On 24 May 1969, the PAVN ambushed the 212th Company of the 1st Mobile Strike Force Battalion near Ben Het. Warrant Officer Class Two Keith Payne of the Australian Army Training Team Vietnam was awarded the Victoria Cross for his actions that day.

Other units stationed at Ben Het included:
- 6th Battalion, 14th Artillery

===1972===
Following the departure of the U.S. forces the base was used by the ARVN 85th Border Rangers.

Since January 1972 it had become clear that the North Vietnamese were building up for offensive operations in the tri-border region. ARVN forces had been deployed forward toward the border in order to slow the PAVN advance and allow the application of airpower to deplete PAVN manpower and logistics. To counter the possible threat from the west, two regiments of the ARVN 22nd Division were deployed to Tân Cảnh and Đắk Tô and the 1st Squadron, 19th Armored Cavalry Regiment equipped with M41 tanks was deployed to Ben Het. On 24 April, the PAVN 2nd Division, elements of the 203rd Tank Regiment and several independent regiments of the B-3 Front attacked Tân Cảnh and Đắk Tô rapidly overrunning both bases with their T-54 tanks. On 9 May 1972, elements of the PAVN 203rd Armored Regiment assaulted Ben Het. ARVN Rangers destroyed the first three PT-76 tanks with BGM-71 TOW missiles, thereby breaking up the attack. The Rangers spent the rest of the day stabilising the perimeter ultimately destroying 11 tanks and killing over 100 PAVN.

In early October 1972 the PAVN 320th Division focused attacks on the base, culminating on 12 October in a bombardment of some 1,500 rounds of artillery, rockets and mortars striking in and around the camp that destroyed the defenders' artillery, significant ammunition reserves and food supplies.
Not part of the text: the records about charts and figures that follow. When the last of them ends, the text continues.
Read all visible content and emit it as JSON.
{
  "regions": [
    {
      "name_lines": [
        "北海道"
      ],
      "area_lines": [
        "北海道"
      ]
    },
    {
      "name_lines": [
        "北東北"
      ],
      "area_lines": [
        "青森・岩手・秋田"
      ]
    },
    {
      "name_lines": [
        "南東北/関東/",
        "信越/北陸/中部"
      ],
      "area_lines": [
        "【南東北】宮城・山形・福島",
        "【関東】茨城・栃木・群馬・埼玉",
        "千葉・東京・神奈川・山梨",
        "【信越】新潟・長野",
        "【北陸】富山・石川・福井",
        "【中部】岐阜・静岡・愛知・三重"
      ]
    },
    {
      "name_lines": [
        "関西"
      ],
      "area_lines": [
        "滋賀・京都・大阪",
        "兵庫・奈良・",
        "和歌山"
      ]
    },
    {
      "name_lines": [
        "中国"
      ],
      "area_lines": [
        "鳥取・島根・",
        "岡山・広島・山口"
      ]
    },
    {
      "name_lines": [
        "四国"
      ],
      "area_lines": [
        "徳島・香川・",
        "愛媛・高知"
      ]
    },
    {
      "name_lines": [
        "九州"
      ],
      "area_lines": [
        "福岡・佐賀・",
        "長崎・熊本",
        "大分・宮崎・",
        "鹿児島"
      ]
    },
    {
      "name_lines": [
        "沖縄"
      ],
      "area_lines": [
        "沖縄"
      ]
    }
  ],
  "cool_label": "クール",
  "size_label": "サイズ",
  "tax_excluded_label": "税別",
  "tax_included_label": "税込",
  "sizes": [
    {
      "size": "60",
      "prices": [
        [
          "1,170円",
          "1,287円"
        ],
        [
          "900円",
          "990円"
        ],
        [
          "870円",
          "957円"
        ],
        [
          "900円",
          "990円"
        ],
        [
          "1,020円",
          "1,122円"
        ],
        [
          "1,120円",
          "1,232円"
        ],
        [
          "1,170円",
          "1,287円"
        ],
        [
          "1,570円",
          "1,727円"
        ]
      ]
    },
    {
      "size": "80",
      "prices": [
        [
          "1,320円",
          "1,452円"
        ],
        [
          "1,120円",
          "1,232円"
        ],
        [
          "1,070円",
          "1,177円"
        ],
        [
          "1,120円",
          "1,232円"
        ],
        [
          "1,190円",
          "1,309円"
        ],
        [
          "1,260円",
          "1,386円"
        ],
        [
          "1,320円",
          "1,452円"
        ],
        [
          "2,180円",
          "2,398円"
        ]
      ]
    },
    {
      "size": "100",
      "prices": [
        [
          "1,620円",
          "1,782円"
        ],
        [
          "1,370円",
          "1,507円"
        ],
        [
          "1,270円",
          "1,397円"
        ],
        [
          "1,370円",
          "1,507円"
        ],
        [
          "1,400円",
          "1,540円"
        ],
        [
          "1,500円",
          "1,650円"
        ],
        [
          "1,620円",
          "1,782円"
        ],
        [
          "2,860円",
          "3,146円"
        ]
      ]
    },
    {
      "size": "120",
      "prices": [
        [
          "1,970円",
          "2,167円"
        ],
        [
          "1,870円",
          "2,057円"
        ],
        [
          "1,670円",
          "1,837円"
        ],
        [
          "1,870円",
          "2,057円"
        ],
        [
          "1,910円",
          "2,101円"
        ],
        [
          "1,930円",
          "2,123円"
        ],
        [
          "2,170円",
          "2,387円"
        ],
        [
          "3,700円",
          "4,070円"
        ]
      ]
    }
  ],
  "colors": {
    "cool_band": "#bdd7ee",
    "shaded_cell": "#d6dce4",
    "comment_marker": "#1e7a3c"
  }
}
PAVN ground assaults followed and the 300-man garrison reported initial casualties of 60 dead and 120 wounded. Over 100 airstrikes by fighter-bombers and B-52 bombers failed to stop the attacks and radio contact was lost with the defenders on the night of 12 October 1972. Approximately 140 survivors escaped the camp and evaded to the southwest, being observed by friendly aircraft the morning of 13 October. Airstrikes were employed to destroy equipment in the abandoned base. Prior to the bombardment, two American advisors were evacuated.

==Current use==
The base has been returned to farmland and housing.